There are some good ideas within the Commissioner's Cup. This year's efforts to bring each team's charity efforts to the forefront made sense, and the final works fine. People understand a final. The winner gets the trophy and most of the money, there's an MVP, it's straightforward. The rest of it still desperately needs a re-think. Get this right and you can lead the way for US leagues that have long considered how to add versions of the cup competitions from overseas as something else worth winning each year. Carry on like the first two years and everyone's going to carry on not giving a damn.

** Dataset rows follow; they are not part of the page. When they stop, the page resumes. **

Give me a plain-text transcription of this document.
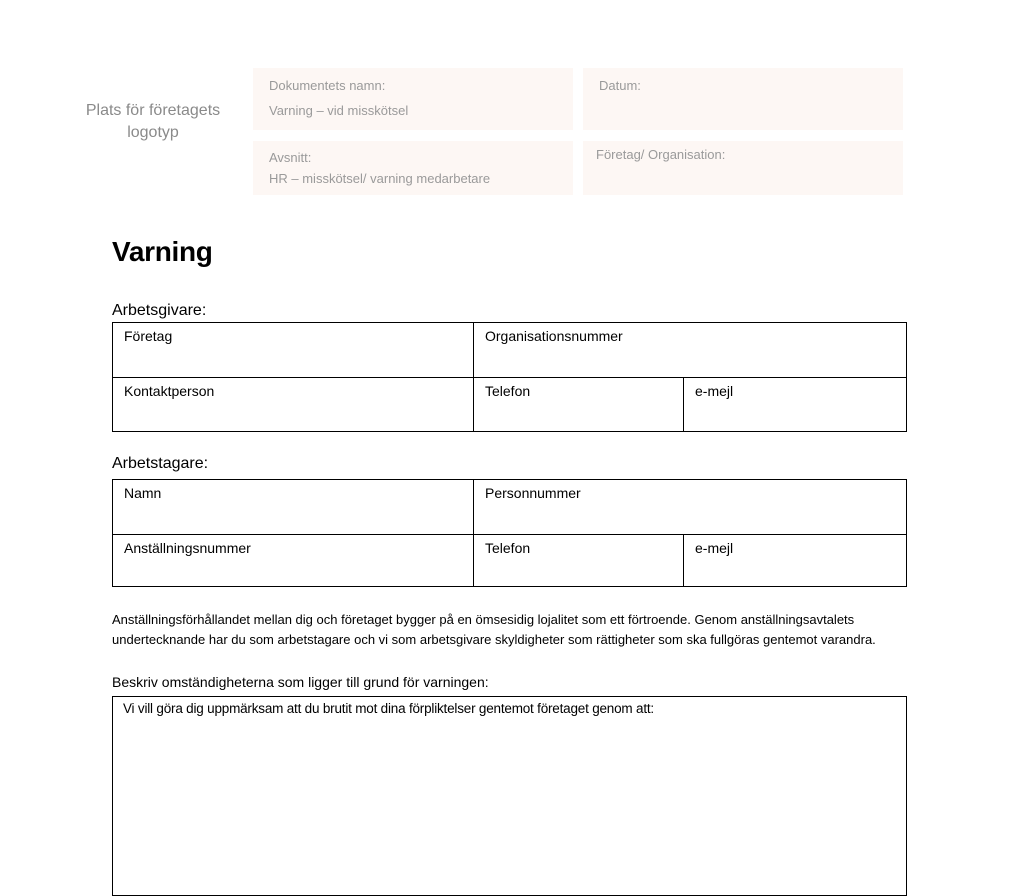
Plats för företagets logotyp
Dokumentets namn:
Varning – vid misskötsel
Datum:
Avsnitt:
HR – misskötsel/ varning medarbetare
Företag/ Organisation:
Varning

Arbetsgivare:

Företag	Organisationsnummer
Kontaktperson	Telefon	e-mejl

Arbetstagare:

Namn	Personnummer
Anställningsnummer	Telefon	e-mejl

Anställningsförhållandet mellan dig och företaget bygger på en ömsesidig lojalitet som ett förtroende. Genom anställningsavtalets undertecknande har du som arbetstagare och vi som arbetsgivare skyldigheter som rättigheter som ska fullgöras gentemot varandra.

Beskriv omständigheterna som ligger till grund för varningen:

Vi vill göra dig uppmärksam att du brutit mot dina förpliktelser gentemot företaget genom att:
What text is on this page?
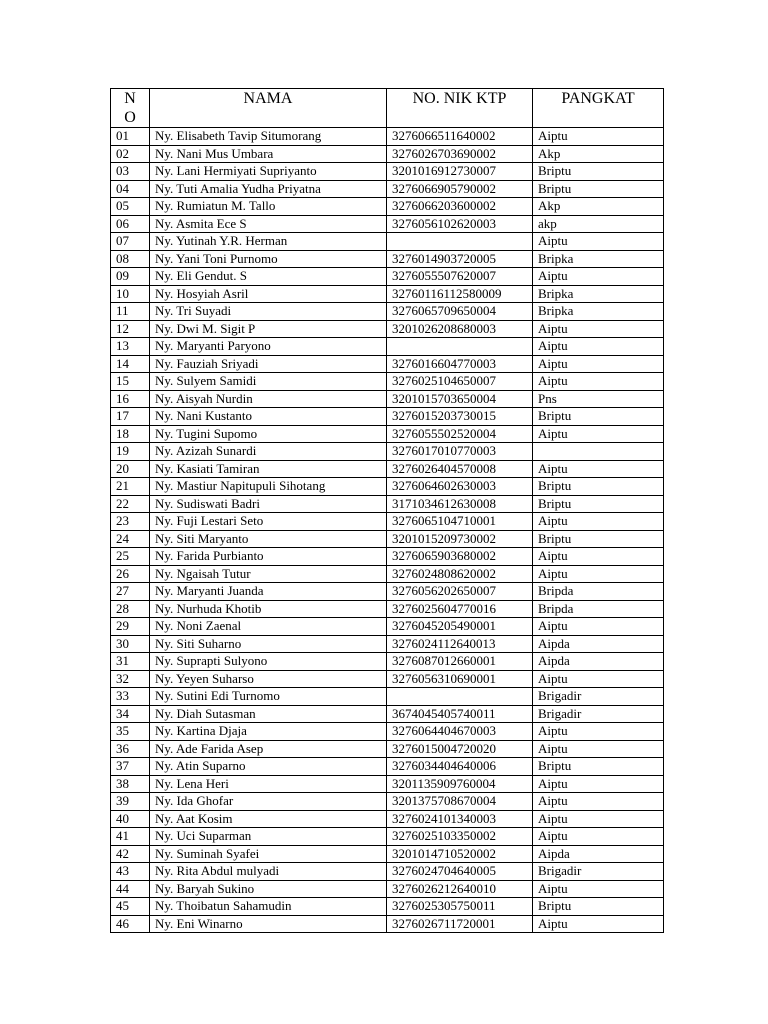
N O	NAMA	NO. NIK KTP	PANGKAT
01	Ny. Elisabeth Tavip Situmorang	3276066511640002	Aiptu
02	Ny. Nani Mus Umbara	3276026703690002	Akp
03	Ny. Lani Hermiyati Supriyanto	3201016912730007	Briptu
04	Ny. Tuti Amalia Yudha Priyatna	3276066905790002	Briptu
05	Ny. Rumiatun M. Tallo	3276066203600002	Akp
06	Ny. Asmita Ece S	3276056102620003	akp
07	Ny. Yutinah Y.R. Herman		Aiptu
08	Ny. Yani Toni Purnomo	3276014903720005	Bripka
09	Ny. Eli Gendut. S	3276055507620007	Aiptu
10	Ny. Hosyiah Asril	32760116112580009	Bripka
11	Ny. Tri Suyadi	3276065709650004	Bripka
12	Ny. Dwi M. Sigit P	3201026208680003	Aiptu
13	Ny. Maryanti Paryono		Aiptu
14	Ny. Fauziah Sriyadi	3276016604770003	Aiptu
15	Ny. Sulyem Samidi	3276025104650007	Aiptu
16	Ny. Aisyah Nurdin	3201015703650004	Pns
17	Ny. Nani Kustanto	3276015203730015	Briptu
18	Ny. Tugini Supomo	3276055502520004	Aiptu
19	Ny. Azizah Sunardi	3276017010770003	
20	Ny. Kasiati Tamiran	3276026404570008	Aiptu
21	Ny. Mastiur Napitupuli Sihotang	3276064602630003	Briptu
22	Ny. Sudiswati Badri	3171034612630008	Briptu
23	Ny. Fuji Lestari Seto	3276065104710001	Aiptu
24	Ny. Siti Maryanto	3201015209730002	Briptu
25	Ny. Farida Purbianto	3276065903680002	Aiptu
26	Ny. Ngaisah Tutur	3276024808620002	Aiptu
27	Ny. Maryanti Juanda	3276056202650007	Bripda
28	Ny. Nurhuda Khotib	3276025604770016	Bripda
29	Ny. Noni Zaenal	3276045205490001	Aiptu
30	Ny. Siti Suharno	3276024112640013	Aipda
31	Ny. Suprapti Sulyono	3276087012660001	Aipda
32	Ny. Yeyen Suharso	3276056310690001	Aiptu
33	Ny. Sutini Edi Turnomo		Brigadir
34	Ny. Diah Sutasman	3674045405740011	Brigadir
35	Ny. Kartina Djaja	3276064404670003	Aiptu
36	Ny. Ade Farida Asep	3276015004720020	Aiptu
37	Ny. Atin Suparno	3276034404640006	Briptu
38	Ny. Lena Heri	3201135909760004	Aiptu
39	Ny. Ida Ghofar	3201375708670004	Aiptu
40	Ny. Aat Kosim	3276024101340003	Aiptu
41	Ny. Uci Suparman	3276025103350002	Aiptu
42	Ny. Suminah Syafei	3201014710520002	Aipda
43	Ny. Rita Abdul mulyadi	3276024704640005	Brigadir
44	Ny. Baryah Sukino	3276026212640010	Aiptu
45	Ny. Thoibatun Sahamudin	3276025305750011	Briptu
46	Ny. Eni Winarno	3276026711720001	Aiptu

Do something to make it stand out. Have actual knockout games (quarterfinals, semifinals etc.) before the current single game that anyone notices is part of the Commissioner's Cup. Or host the whole thing as a single-venue tournament as a curtain-raiser to the regular season. You think more players might show up in time for the start of the year if the CommCup prize money is on the line? Or replace the damn all-star game. Have the voting, have the debates, name the all-stars - replace the typically unwatchable game with semis and a final over the weekend for the CommCup title.
And if we do play more than one game as a purely CommCup contest, how about changing something? Use the Elam Ending, or remove the defensive three-seconds rule to make zones entirely legal, or add a four-point line. Make me interested.
But most of all, can we not just make 10 regular season games play double-duty as Commissioner's Cup group games? It's such a lazy, dull, ignorable way to decide a pair of finalists. Do more to make this an independent, identifiable competition. The teams are already trying to win those regular season games, I promise. We’ve apparently found room to go to 40 games next season - why aren’t we using those days to fix this tournament? At an absolute bare minimum, can we add semifinals? Please? On the day Cambage walked out on the Sparks, Amanda Zahui B was paying a lot more attention to the same semifinal I was watching than the team that suspended her before this season. Knockout games matter. They're exciting. Make the Cup into a cup.